NAMBLA: Well, by definition of the group’s mission, these are not consenting adults – they are minors.
Bestiality: Again, consent here, though I think you actually just mean to be shocking.
Dumbass.
Maybe for some folks this is a moral issue, not so much for me. For me it boils down to this: if the GLBT community is expected by our government to pay taxes, to fight in its wars, to consume and contribute to its resources; then the rights afforded by our government must be extended to the GBLT community.
To be honest, I have no problem with churches refusing to marry whomever they choose. I don’t want to be married in their churches anyway (and, as a straight woman, I have that choice). After all, there IS a separation of church and state in this country, right? There should be a difference between church-sanctioned marriage and civil unions – for everyone. Government determined Civil Unions have to do with the taxable interests of being part of a couple, pertaining to the way that our government functions as a business. Church sanctioned marriages have to do with the adherence to a particular ideology, and the marriage is recognized as a union acting in accordance with those ideals.
There are as many ways to be married in the eyes of god and the church as there are religions; there should be only one way to be married in the eyes of ones’ government, and it should apply to all citizens of legal age and willful consent.
If you want the "privileges" given to "normal"people why not try and act like "normal" people.I don't recall any straight pride parades with ma and pa in leather jock straps whipping each other with rubber dildos.We all know are parents gave head and fucked but do we want to see it on public display?You shame your selves and give ammunition to the very people who vote against you.Grow up and behave like adults and not lowing farm animals in the grip of the rutting season.
Those 14 hate-filled, Nazi-inspired, words of prejudice and intolerance have caused a major hullabaloo in California as thousands of marchers have taken to the streets to communicate their anger
In particular, protesters have targeted the LDS Church for that church’s member financial contribution and political support for Prop. 8. Protesters are threatening to create a national firestorm as they congregate, shout, and DEMAND!
Demand what?
The right to vote in free and open elections?
That free and open elections be banned when the results do not suit their minuscule minority and its agenda?
Free speech and other rights set forth in the Bill of Rights?
An end to discrimination against gays in housing, employment, and education?

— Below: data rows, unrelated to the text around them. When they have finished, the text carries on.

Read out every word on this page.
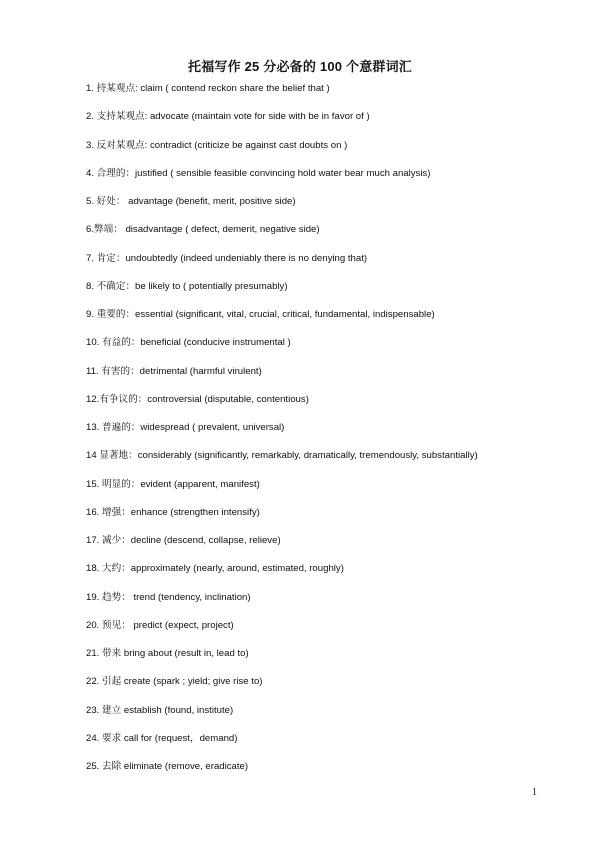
托福写作 25 分必备的 100 个意群词汇
1. 持某观点: claim ( contend reckon share the belief that )
2. 支持某观点: advocate (maintain vote for side with be in favor of )
3. 反对某观点: contradict (criticize be against cast doubts on )
4. 合理的：justified ( sensible feasible convincing hold water bear much analysis)
5. 好处： advantage (benefit, merit, positive side)
6.弊端： disadvantage ( defect, demerit, negative side)
7. 肯定：undoubtedly (indeed undeniably there is no denying that)
8. 不确定：be likely to ( potentially presumably)
9. 重要的：essential (significant, vital, crucial, critical, fundamental, indispensable)
10. 有益的：beneficial (conducive instrumental )
11. 有害的：detrimental (harmful virulent)
12.有争议的：controversial (disputable, contentious)
13. 普遍的：widespread ( prevalent, universal)
14 显著地：considerably (significantly, remarkably, dramatically, tremendously, substantially)
15. 明显的：evident (apparent, manifest)
16. 增强：enhance (strengthen intensify)
17. 减少：decline (descend, collapse, relieve)
18. 大约：approximately (nearly, around, estimated, roughly)
19. 趋势： trend (tendency, inclination)
20. 预见： predict (expect, project)
21. 带来 bring about (result in, lead to)
22. 引起 create (spark ; yield; give rise to)
23. 建立 establish (found, institute)
24. 要求 call for (request，demand)
25. 去除 eliminate (remove, eradicate)
1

The right to enter into relationships with same sex partners openly and freely, without being harassed by straight citizens and governments?

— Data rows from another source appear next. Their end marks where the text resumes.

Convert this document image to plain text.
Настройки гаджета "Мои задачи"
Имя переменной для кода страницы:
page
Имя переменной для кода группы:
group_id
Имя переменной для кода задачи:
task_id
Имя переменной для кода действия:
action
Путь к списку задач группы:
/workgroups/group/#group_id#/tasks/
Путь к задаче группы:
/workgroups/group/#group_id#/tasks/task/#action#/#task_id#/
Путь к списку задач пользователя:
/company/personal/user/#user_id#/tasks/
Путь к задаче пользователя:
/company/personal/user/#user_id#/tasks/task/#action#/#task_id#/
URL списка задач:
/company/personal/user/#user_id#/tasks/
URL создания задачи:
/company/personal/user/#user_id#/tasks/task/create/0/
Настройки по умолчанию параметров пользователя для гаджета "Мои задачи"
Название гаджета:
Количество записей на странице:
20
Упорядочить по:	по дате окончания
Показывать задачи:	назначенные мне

A Constitutional ban on any religious expression which holds that homosexual behavior is sinful?
That an unwilling American public be forced to accept the notion that gay marriage is a right, the infringement of which constitutes a civil rights evil on a par with slavery and Jim Crow laws?
Instead of protesting against free religious expression, the protesters should actually take their signs and threats of violence to the headquarters of La Raza and NAACP to demand that those tax-exempt organizations convince Latinos and African-Americans that same-sex marriage is indeed a “civil rights” issue.
And why not work to convince the most liberal man ever elected to the U.S. presidency to include acceptance of gay marriage in his CHANGE agenda?
After all, President-elect Obama has been very clear: He is opposed to same-sex marriage!